Thickness of the Parylene plays an important role because it is also prone to swelling at lower thicknesses. In a study on the parylene protection of surface micromachined polysilicon film, it was shown that a parylene conformal coating of 0.5–2 μm can withstand 40 min exposure to 40% HF (Fig 1) [2]. In the study, Parylene type C was CVD coated and patterned using an O2 plasma system, A174 adhesion promoter was applied before the deposition process. 40% HF is a very high concentration level and 40 minutes exposure is a relatively long time for such processes. As a conclusion, the thicker parylene is, the better etch-masking ability it provides. Some studies suggest a high temperature annealing, 350°C, for several hours, under vacuum or in an inert environment of Parylene conformal coating to improve its stability in hydrofluoric acid as well [1].

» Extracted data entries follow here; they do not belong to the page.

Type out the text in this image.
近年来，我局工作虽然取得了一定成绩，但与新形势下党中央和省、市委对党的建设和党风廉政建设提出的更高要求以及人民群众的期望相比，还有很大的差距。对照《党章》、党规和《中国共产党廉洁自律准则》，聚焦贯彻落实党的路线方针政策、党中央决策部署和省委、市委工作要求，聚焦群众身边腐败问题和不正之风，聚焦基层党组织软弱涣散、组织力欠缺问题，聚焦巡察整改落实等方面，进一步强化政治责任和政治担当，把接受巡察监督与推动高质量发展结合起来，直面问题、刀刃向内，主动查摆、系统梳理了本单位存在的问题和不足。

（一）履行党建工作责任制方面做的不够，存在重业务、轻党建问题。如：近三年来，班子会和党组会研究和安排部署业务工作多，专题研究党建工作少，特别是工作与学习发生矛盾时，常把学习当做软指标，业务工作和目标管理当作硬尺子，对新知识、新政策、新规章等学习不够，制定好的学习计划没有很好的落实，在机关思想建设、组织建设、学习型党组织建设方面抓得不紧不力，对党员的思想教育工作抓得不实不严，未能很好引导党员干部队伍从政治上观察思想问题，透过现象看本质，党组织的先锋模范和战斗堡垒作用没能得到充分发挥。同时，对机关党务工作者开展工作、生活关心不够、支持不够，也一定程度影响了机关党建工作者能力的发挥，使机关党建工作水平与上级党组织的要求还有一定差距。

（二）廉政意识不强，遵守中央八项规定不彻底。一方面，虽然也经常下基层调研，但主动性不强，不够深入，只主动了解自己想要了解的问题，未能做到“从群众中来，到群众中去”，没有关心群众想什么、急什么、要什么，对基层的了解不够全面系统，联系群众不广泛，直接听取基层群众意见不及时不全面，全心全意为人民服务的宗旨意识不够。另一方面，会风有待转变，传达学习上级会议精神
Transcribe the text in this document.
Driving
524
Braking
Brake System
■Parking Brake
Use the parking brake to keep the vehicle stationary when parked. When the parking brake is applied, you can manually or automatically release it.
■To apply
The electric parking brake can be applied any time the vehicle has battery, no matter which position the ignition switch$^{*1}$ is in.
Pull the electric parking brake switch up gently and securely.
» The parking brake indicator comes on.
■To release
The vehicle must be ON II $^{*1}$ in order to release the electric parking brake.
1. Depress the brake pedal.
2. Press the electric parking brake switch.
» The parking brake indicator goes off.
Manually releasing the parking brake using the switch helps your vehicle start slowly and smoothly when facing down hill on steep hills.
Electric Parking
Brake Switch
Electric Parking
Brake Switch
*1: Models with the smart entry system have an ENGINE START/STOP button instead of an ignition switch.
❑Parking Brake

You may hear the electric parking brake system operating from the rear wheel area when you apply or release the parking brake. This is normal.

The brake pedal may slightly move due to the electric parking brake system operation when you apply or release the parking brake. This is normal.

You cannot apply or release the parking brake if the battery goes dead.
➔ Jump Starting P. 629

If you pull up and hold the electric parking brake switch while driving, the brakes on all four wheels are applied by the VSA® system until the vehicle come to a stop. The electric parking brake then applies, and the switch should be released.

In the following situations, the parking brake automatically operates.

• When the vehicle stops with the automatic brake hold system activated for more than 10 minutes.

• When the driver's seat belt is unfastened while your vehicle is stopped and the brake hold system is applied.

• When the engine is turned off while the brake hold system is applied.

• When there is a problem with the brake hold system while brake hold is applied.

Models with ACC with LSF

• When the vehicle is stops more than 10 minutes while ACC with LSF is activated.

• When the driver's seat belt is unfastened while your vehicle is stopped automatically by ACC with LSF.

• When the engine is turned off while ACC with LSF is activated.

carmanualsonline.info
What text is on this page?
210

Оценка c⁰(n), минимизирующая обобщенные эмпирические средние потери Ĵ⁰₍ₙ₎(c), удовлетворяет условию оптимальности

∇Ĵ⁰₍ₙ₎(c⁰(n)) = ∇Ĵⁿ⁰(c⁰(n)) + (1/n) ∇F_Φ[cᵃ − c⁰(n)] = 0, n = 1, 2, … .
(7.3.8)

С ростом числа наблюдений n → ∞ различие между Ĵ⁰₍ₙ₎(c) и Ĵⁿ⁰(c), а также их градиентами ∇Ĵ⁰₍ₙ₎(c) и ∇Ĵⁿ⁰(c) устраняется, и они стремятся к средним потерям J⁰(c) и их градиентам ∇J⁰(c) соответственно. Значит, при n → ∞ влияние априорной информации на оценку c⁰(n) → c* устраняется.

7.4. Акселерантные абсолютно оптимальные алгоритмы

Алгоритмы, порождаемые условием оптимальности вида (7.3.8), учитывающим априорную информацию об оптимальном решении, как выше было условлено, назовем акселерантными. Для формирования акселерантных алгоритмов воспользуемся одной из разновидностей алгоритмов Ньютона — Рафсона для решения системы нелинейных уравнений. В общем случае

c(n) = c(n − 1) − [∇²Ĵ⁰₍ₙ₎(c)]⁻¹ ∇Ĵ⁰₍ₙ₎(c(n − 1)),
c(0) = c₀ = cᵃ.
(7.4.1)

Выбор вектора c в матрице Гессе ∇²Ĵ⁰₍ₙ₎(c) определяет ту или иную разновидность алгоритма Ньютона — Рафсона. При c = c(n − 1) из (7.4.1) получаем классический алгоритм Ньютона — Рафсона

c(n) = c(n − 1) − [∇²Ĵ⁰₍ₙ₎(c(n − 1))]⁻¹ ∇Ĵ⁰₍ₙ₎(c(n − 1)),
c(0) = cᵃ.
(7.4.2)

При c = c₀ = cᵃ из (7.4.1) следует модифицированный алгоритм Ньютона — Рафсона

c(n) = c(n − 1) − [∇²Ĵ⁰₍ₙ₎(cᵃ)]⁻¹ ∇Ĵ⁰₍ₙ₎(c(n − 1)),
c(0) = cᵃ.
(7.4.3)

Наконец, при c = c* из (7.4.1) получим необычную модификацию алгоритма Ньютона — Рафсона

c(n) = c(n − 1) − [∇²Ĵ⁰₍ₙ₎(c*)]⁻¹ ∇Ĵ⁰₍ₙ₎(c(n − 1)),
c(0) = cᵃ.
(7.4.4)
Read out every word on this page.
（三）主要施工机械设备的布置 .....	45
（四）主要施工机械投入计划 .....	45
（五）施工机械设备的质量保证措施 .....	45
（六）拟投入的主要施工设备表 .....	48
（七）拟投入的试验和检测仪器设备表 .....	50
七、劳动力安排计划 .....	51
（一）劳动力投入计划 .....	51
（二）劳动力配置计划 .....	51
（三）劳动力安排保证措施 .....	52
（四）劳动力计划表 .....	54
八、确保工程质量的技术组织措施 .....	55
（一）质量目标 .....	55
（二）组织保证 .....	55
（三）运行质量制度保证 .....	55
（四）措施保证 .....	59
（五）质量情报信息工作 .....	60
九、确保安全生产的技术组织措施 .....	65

Figure 1 SEM of Al with 2 μm parylene after 40 min HF etching.

A different group of researchers has shown that Parylene is a decent masking material for use in HF Vapor release for MEMS/NEMS systems [3]. A thick layer of Parylene is sufficient for use in liquid HF or gaseous HF. Lower thickness Parylene/Al/Parylene stack is suggested as a protective coating as well [3].

In conclusion, Parylene is visibly not reacting with hydrofluoric acid and is safe to be used as a protective masking layer (encapsulation) when applicable.

 To learn more about parylene, download our whitepaper now:

Common Parylene Problems

References

[1]      Hsi-wen Lo, Wen-Cheng Kuo, Yao-Joe Yang, and Yu-Chong Tai, “Recrystallized parylene as a mask for silicon chemical etching,” in 2008 3rd IEEE International Conference on Nano/Micro Engineered and Molecular Systems, Sanya, China, 2008, pp. 881–884, doi: 10.1109/NEMS.2008.4484464.

[2]      Y. Zhang, Y. Wang, M. Cai, Y. Wang, Y. Hao, and J. Chen, “Metallization introduced corrosion and parylene protection of surface micromachined polysilicon film with submicron capacitive gap,” Microelectron. Eng., vol. 97, pp. 20–25, Sep. 2012, doi: 10.1016/j.mee.2012.03.010.

[3]      A. Higo, K. Takahashi, H. Fujita, Y. Nakano, and H. Toshiyoshi, “A novel Parylene/Al/Parylene sandwich protection mask for HF Vapor release for micro electro mechanical systems,” in TRANSDUCERS 2009 - 2009 International Solid-State Sensors, Actuators and Microsystems Conference, Jun. 2009, pp. 196–199, doi: 10.1109/SENSOR.2009.5285531.